Contrast and the Accessibility Baseline
Luminance contrast is the most critical measurable property of any color pairing. WCAG 2.2 defines it as the ratio (L1 + 0.05) / (L2 + 0.05), where L1 is the lighter relative luminance and L2 is the darker. The scale runs from 1:1 (no contrast) to 21:1 (black on white).
WCAG 2.2 AA thresholds (current legal baseline):
- 4.5:1 — normal-weight text below 18pt (or 14pt bold)
- 3:1 — large text (18pt+ regular, 14pt+ bold) and non-text UI components (input borders, focus rings, icon-only buttons)
- Focus indicators specifically require 3:1 contrast against adjacent colors (SC 2.4.11, added in WCAG 2.2)
APCA (Advanced Perceptual Contrast Algorithm) is a more sophisticated model that accounts for polarity (light-on-dark vs. dark-on-light), font weight, and point size. It produces more accurate legibility predictions than the WCAG 2.1 formula, which uses a simplified luminance calculation that over-penalizes some mid-tone pairings and under-penalizes others at very high contrast. However, APCA has not been adopted in any published WCAG version. Treat it as a supplementary perceptual-quality lens while keeping WCAG 2.2 AA as your compliance target.
Modern design workflows integrate contrast checking directly. Figma and Penpot display live ratios, and token systems can run automated checks in CI via axe-core or pa11y to catch violations before code ships.
From Primitive Colors to Semantic Tokens
The tonal scales you build are primitive tokens — they describe color values with no implied meaning. Well-structured design systems never reference primitives directly in component styles. Instead they use semantic tokens that name purpose.
Three-tier architecture (W3C Design Token Community Group format):
{
"color": {
"primitive": {
"blue-500": { "$value": "oklch(0.55 0.18 250)", "$type": "color" }
},
"semantic": {
"interactive-default": { "$value": "{color.primitive.blue-500}", "$type": "color" }
},
"component": {
"button-background": { "$value": "{color.semantic.interactive-default}", "$type": "color" }
}
}
}
A theme change, dark mode toggle, or brand refresh only requires updating the semantic layer.
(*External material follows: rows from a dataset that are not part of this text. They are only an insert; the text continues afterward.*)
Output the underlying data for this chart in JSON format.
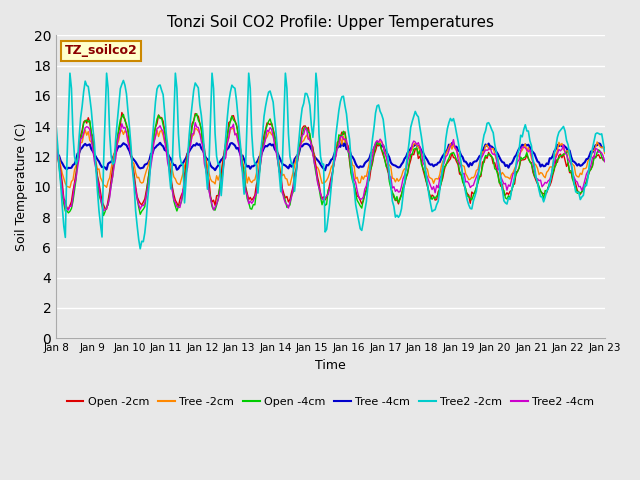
{
  "title": "Tonzi Soil CO2 Profile: Upper Temperatures",
  "xlabel": "Time",
  "ylabel": "Soil Temperature (C)",
  "ylim": [
    0,
    20
  ],
  "yticks": [
    0,
    2,
    4,
    6,
    8,
    10,
    12,
    14,
    16,
    18,
    20
  ],
  "x_labels": [
    "Jan 8",
    "Jan 9",
    "Jan 10",
    "Jan 11",
    "Jan 12",
    "Jan 13",
    "Jan 14",
    "Jan 15",
    "Jan 16",
    "Jan 17",
    "Jan 18",
    "Jan 19",
    "Jan 20",
    "Jan 21",
    "Jan 22",
    "Jan 23"
  ],
  "watermark_text": "TZ_soilco2",
  "watermark_color": "#8b0000",
  "watermark_bg": "#ffffcc",
  "watermark_border": "#cc8800",
  "bg_color": "#e8e8e8",
  "series_colors": {
    "Open -2cm": "#dd0000",
    "Tree -2cm": "#ff8800",
    "Open -4cm": "#00cc00",
    "Tree -4cm": "#0000cc",
    "Tree2 -2cm": "#00cccc",
    "Tree2 -4cm": "#cc00cc"
  },
  "series_linewidths": {
    "Open -2cm": 1.0,
    "Tree -2cm": 1.0,
    "Open -4cm": 1.0,
    "Tree -4cm": 1.5,
    "Tree2 -2cm": 1.2,
    "Tree2 -4cm": 1.0
  }
}
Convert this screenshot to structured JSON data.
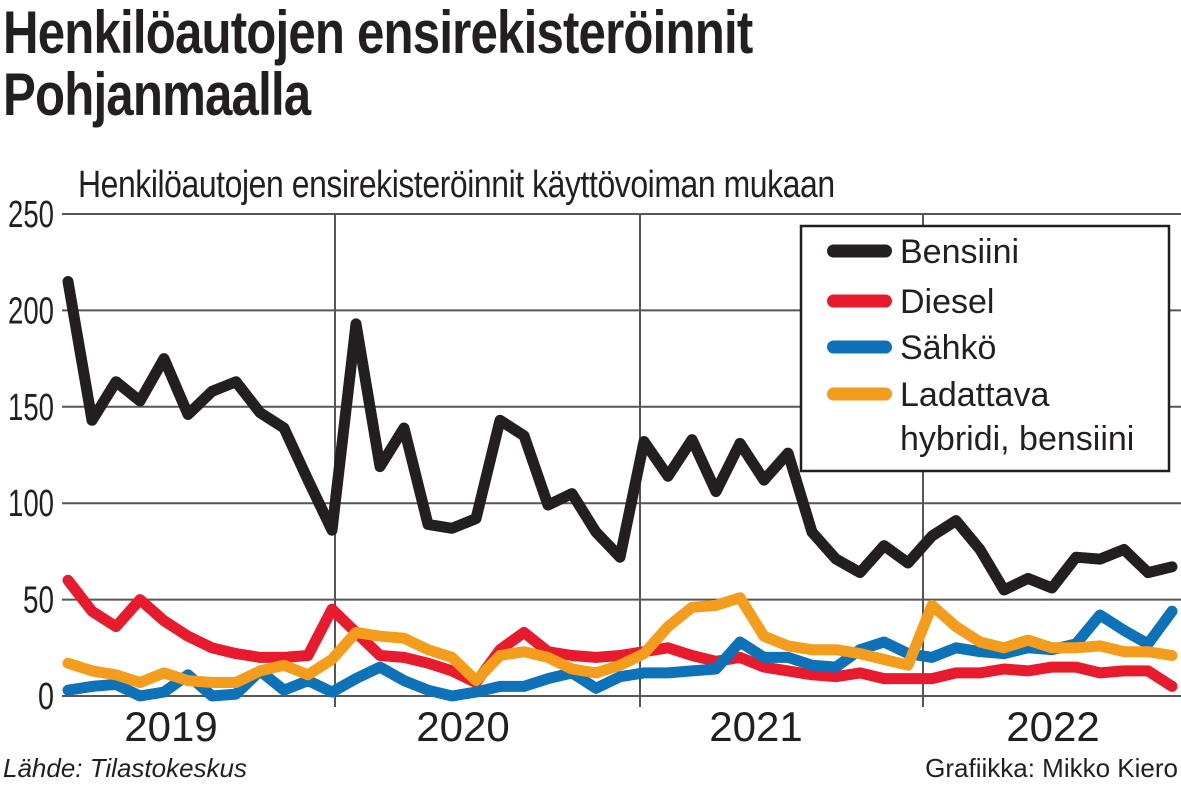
{
  "title": {
    "line1": "Henkilöautojen ensirekisteröinnit",
    "line2": "Pohjanmaalla"
  },
  "subtitle": "Henkilöautojen ensirekisteröinnit käyttövoiman mukaan",
  "footer": {
    "source": "Lähde: Tilastokeskus",
    "credit": "Grafiikka: Mikko Kiero"
  },
  "chart_data": {
    "type": "line",
    "x_unit": "month",
    "x_tick_labels": [
      "2019",
      "2020",
      "2021",
      "2022"
    ],
    "y_ticks": [
      0,
      50,
      100,
      150,
      200,
      250
    ],
    "ylim": [
      0,
      250
    ],
    "grid": true,
    "legend_position": "top-right",
    "series": [
      {
        "name": "Bensiini",
        "color": "#231f20",
        "values": [
          215,
          143,
          163,
          153,
          175,
          146,
          158,
          163,
          147,
          139,
          112,
          86,
          193,
          119,
          139,
          89,
          87,
          92,
          143,
          135,
          99,
          105,
          85,
          72,
          132,
          114,
          133,
          106,
          131,
          112,
          126,
          85,
          71,
          64,
          78,
          69,
          83,
          91,
          76,
          55,
          61,
          56,
          72,
          71,
          76,
          64,
          67
        ]
      },
      {
        "name": "Diesel",
        "color": "#e71b2d",
        "values": [
          60,
          44,
          36,
          50,
          39,
          31,
          25,
          22,
          20,
          20,
          21,
          45,
          33,
          21,
          20,
          17,
          13,
          7,
          24,
          33,
          23,
          21,
          20,
          21,
          23,
          25,
          21,
          18,
          20,
          15,
          13,
          11,
          10,
          12,
          9,
          9,
          9,
          12,
          12,
          14,
          13,
          15,
          15,
          12,
          13,
          13,
          5
        ]
      },
      {
        "name": "Sähkö",
        "color": "#0e72b8",
        "values": [
          3,
          5,
          6,
          0,
          2,
          11,
          0,
          1,
          13,
          3,
          8,
          2,
          9,
          15,
          8,
          3,
          0,
          2,
          5,
          5,
          9,
          12,
          4,
          10,
          12,
          12,
          13,
          14,
          28,
          20,
          20,
          16,
          15,
          24,
          28,
          22,
          20,
          25,
          23,
          22,
          25,
          24,
          27,
          42,
          34,
          27,
          44
        ]
      },
      {
        "name": "Ladattava hybridi, bensiini",
        "legend_lines": [
          "Ladattava",
          "hybridi, bensiini"
        ],
        "color": "#f49d1d",
        "values": [
          17,
          13,
          11,
          7,
          12,
          8,
          7,
          7,
          13,
          16,
          11,
          19,
          33,
          31,
          30,
          24,
          20,
          8,
          21,
          23,
          20,
          14,
          12,
          16,
          22,
          36,
          46,
          47,
          51,
          31,
          26,
          24,
          24,
          22,
          19,
          16,
          47,
          36,
          28,
          25,
          29,
          25,
          25,
          26,
          23,
          23,
          21
        ]
      }
    ]
  }
}
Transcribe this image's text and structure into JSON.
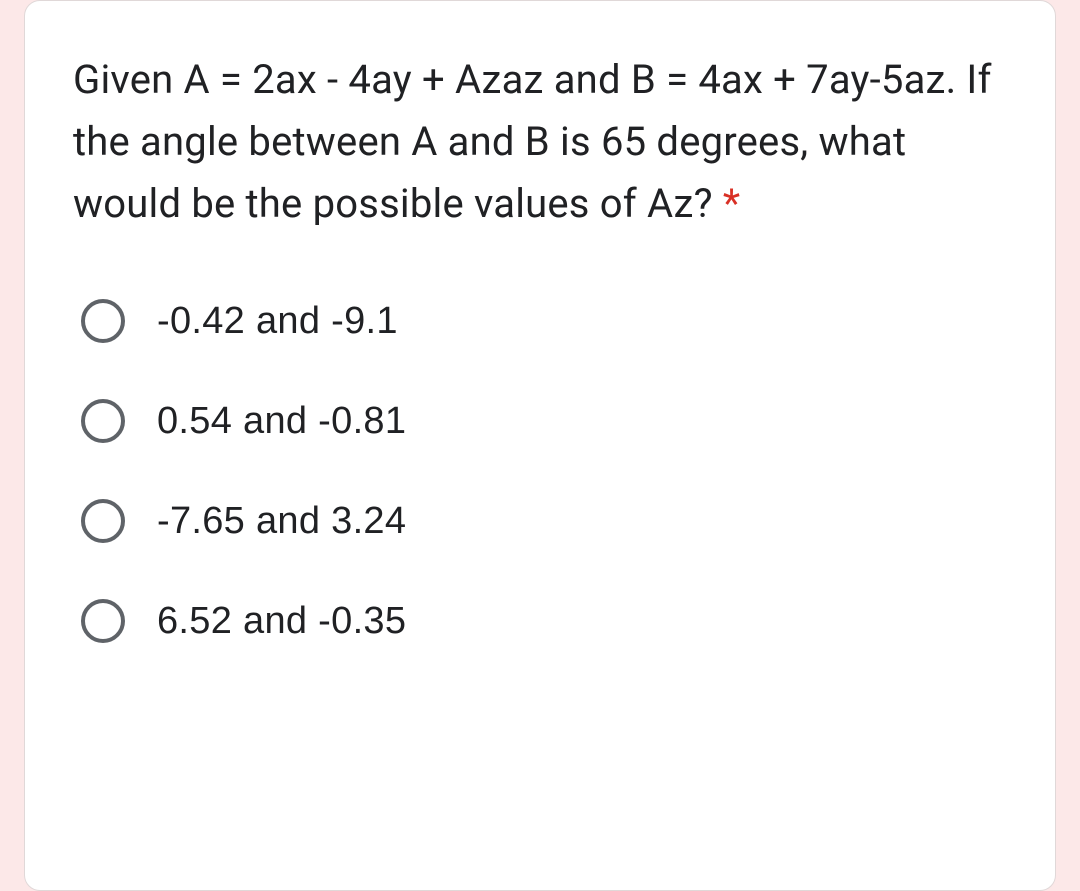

Components reference button-background, not oklch(0.55 0.18 250), so a single semantic reassignment propagates across the entire system.
The outdated practice of naming semantic tokens after their primitive value — using color-blue-500 as both the primitive name and the semantic alias — destroys this abstraction entirely. Semantic token names must describe role and context, not color value.